Hint: Use `parallel=True` to speed up metadata generation for large datasets
Metadata generation finished after 0 Seconds.
Metadata and Log stored in /Users/xushan/research/TUD/ISMN_westEurope/Data_separate_files_header_20170101_20211231_9078_Zd6I_20220911/python_metadata
Traceback (most recent call last):
File "<ipython-input-23-84af3e3a7ed0>", line 1, in <module>
ismn_data = ISMN_Interface(data_path)
File "/Users/xushan/opt/anaconda3/lib/python3.7/site-packages/ismn/interface.py", line 135, in __init__
self.activate_network(network=network, meta_path=meta_path, temp_root=temp_root)
File "/Users/xushan/opt/anaconda3/lib/python3.7/site-packages/ismn/interface.py", line 166, in activate_network
self.__file_collection.to_metadata_csv(meta_csv_file)

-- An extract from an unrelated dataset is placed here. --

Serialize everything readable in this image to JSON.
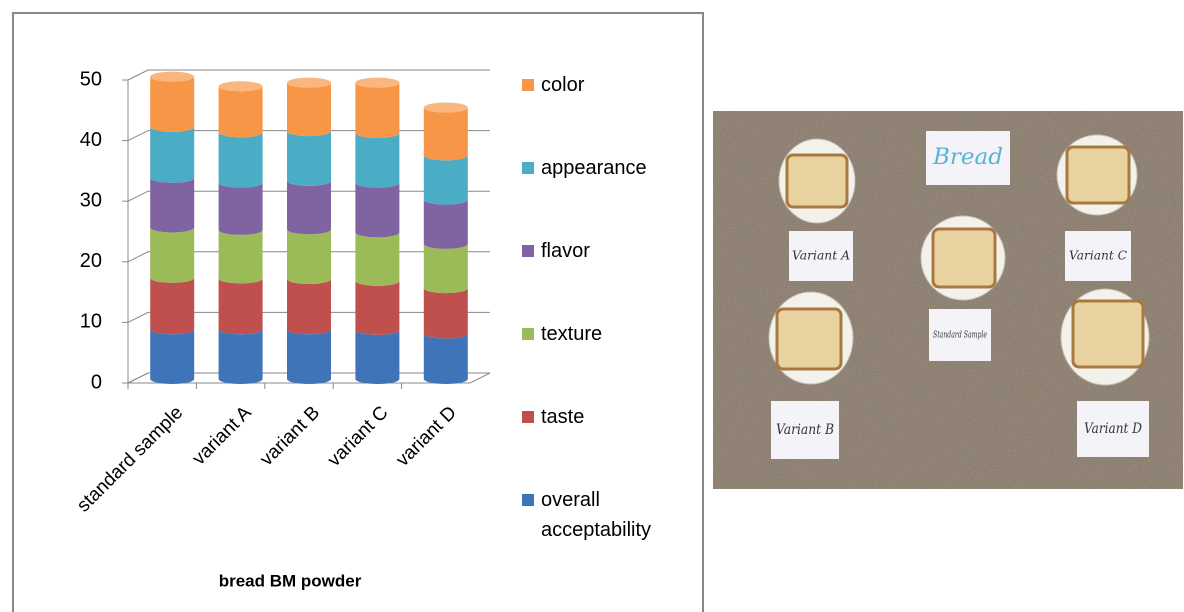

File "/Users/xushan/opt/anaconda3/lib/python3.7/site-packages/ismn/filecollection.py", line 403, in to_metadata_csv
dfs = pd.concat(dfs, axis=0, sort=True)
File "/Users/xushan/opt/anaconda3/lib/python3.7/site-packages/pandas/util/_decorators.py", line 311, in wrapper
return func(*args, **kwargs)
File "/Users/xushan/opt/anaconda3/lib/python3.7/site-packages/pandas/core/reshape/concat.py", line 304, in concat
sort=sort,
File "/Users/xushan/opt/anaconda3/lib/python3.7/site-packages/pandas/core/reshape/concat.py", line 351, in __init__
raise ValueError("No objects to concatenate")
ValueError: No objects to concatenate
Can you please help me with this? Thanks!